We spent this weekend at a funeral. Kid’s funerals are emotional affairs, although it has been a very long road for this child and his family so the funeral was also coloured more by a sense of peace than injustice.
It’s the first time I’ve been involved in a funeral in Argentina, so part of me was dedicated to observing with outsider’s eyes to figure out what was happening and where I should put myself within that. From first impressions I am impressed by the way Argentina handles death. The theme here is “accompanying the body”, from the moment of death till the burial, which happens quite quickly, usually within 24 hours. The body is laid out in an open coffin in a place of the family’s choosing, sometimes a funeral parlour, sometimes the person’s own home, and friends and family come and go. At an appointed time the coffin is sealed and a vehicle comes to lead the procession to the cemetery, where the burial takes place following a simple ceremony, and the grave is filled in.
While I’m sure that the practice of “accompanying the body” owes its origins to folk-catholicism and the cult of the dead, the net effect seems generally to be a good one.

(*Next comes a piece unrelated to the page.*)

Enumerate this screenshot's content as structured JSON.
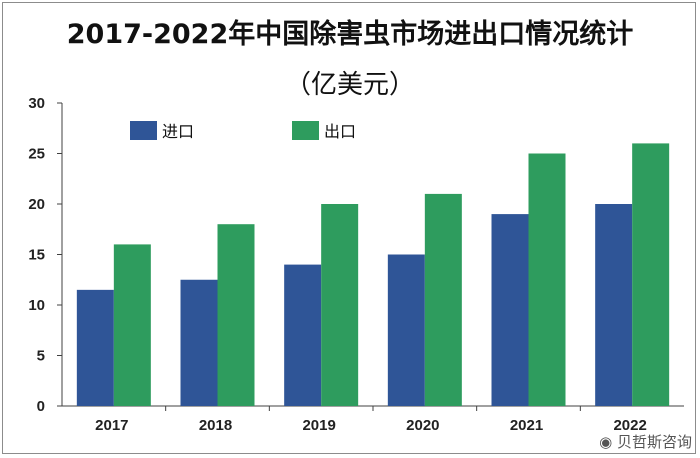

Adults sit quietly with the parents, stand around and chat, send out for biscuits and hand them round. Children look, prod, ask child-like questions and, satisfied with the answers, go back to their game. The coffin in the middle is clearly the focal point, yet without receiving a huge amount of attention. Although Paul, in his letter to the Corinthians, refers to death as the last enemy to be destroyed, for now at least, dying is a natural consequence of living, and it seems to me that Argentina has found a healthy way of responding honestly to this reality.